A fellow rider, Jackie Westrope gave him a book on quilts, telling him; "because it looks like you're going to spend the rest of your life sewing". The book actually triggered a fascination with quilts for him, and he later bought a quilt at a Goodwill store for $8 USD that turned out be worth $2,000. He ended up donating it to the Smithsonian who valued it at $20,000. Pearson recalls that he began to really study "the design, the needlework, the stitches", and he became an expert, which forged a path to his interest in other art objects. Noted film director John Huston taught him about pre-Columbian and African art. In France, while racing for Baron Philippe de Rothschild, the Baron introduced him to classical and modern art. During this period, Pearson also continued to ride and is credited with 826 victories overall.

==Post-racing==
In 1956, Pearson appeared on The $64,000 Question and became the fourth contestant in the show's history to win $64,000. He celebrated his success by partying and buying an Edward Hicks painting before he gambled away the remaining money in Las Vegas. Pearson then appeared on The $64,000 Challenge, again, telling Art Buchwald that he needed "to make enough money to pay taxes on the money he won on The 64,000 Question". After both successful wins on the game shows, he retired from racing. Through the friendship he had developed with Huston, he opened an art gallery in La Jolla, California, later relocating it to San Francisco. He dealt primarily in pre-Columbian, primitive and tribal art, American folk art and quilts, Hungarian painted furniture, model steam trains and World War I memorabilia. In 1996. Art & Antiques recognized him as one of the top 100 collectors in the United States. He was also instrumental in expanding the Oakland Museum of California.

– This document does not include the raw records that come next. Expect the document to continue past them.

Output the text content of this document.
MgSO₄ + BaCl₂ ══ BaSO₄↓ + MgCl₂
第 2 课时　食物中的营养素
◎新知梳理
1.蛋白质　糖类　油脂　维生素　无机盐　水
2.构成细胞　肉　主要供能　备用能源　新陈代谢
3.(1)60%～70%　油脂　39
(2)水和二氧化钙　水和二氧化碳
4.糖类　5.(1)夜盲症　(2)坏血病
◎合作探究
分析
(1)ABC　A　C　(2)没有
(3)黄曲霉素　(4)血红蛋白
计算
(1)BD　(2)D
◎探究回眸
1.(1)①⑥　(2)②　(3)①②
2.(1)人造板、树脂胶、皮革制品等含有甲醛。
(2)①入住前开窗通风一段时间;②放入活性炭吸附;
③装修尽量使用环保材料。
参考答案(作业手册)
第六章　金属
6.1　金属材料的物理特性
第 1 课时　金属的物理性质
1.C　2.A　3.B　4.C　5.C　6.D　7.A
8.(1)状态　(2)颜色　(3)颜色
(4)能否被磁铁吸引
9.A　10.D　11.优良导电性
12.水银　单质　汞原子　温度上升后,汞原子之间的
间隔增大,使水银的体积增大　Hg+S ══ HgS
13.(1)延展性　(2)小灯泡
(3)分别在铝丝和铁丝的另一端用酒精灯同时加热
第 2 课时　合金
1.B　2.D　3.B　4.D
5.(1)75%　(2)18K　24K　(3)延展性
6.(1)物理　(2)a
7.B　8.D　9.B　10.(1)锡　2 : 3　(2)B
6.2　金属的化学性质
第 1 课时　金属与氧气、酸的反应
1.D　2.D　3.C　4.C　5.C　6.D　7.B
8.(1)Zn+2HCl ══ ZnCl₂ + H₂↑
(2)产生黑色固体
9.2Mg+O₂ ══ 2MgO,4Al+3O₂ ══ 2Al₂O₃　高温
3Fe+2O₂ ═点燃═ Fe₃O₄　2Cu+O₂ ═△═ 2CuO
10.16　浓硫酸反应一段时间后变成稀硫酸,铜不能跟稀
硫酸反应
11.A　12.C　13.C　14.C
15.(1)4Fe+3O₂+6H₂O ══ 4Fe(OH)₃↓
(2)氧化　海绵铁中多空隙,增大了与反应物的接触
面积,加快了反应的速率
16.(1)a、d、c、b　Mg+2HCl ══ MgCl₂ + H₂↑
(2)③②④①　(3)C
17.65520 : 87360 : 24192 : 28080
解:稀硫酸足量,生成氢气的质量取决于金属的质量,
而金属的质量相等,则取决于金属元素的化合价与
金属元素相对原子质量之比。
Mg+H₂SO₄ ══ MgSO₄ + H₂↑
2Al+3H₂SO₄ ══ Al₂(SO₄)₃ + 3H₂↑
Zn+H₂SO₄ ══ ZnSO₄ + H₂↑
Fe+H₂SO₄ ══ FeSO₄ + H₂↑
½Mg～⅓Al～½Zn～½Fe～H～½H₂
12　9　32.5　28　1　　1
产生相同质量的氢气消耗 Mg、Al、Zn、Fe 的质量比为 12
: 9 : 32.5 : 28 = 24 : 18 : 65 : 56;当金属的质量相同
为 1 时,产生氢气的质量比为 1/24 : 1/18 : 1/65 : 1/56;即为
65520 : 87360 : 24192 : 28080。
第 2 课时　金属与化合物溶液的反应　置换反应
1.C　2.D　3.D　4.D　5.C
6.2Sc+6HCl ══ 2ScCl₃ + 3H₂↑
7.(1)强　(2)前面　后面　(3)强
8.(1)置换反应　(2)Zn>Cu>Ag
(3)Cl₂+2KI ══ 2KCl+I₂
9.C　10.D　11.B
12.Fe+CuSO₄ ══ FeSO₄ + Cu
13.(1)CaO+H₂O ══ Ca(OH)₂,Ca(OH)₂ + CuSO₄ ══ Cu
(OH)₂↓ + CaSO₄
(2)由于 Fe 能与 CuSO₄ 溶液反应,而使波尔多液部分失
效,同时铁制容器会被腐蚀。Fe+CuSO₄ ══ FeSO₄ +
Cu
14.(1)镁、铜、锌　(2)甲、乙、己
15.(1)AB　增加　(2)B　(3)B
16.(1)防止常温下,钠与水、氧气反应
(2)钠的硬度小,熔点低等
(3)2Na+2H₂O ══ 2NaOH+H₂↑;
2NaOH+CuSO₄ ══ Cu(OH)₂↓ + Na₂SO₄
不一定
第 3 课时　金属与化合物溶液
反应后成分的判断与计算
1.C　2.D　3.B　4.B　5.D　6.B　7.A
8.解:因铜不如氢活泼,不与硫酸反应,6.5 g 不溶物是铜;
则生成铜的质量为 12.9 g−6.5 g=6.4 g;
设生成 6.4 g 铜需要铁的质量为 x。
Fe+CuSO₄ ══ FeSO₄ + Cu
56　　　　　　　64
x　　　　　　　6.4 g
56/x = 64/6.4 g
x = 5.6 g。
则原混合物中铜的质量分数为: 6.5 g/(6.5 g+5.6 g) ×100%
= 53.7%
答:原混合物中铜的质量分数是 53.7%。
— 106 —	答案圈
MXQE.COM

On November 15, 1958, Pearson appeared as a jockey in an episode of Perry Mason called "The Case of the Jilted Jockey". Additionally, in 1958, he was cast as private eye Donald Lam in a pilot episode of Cool and Lam, based on the books by Erle Stanley Gardner writing as A. A. Fair, but the pilot was the only episode made, as the series was not picked up.

Pearson was married six times, and was living in Kingston, New York, at the time of his death in 2002.

==In popular culture==
- Writer Sam Shepard dedicated his 1983 play Fool for Love to Pearson.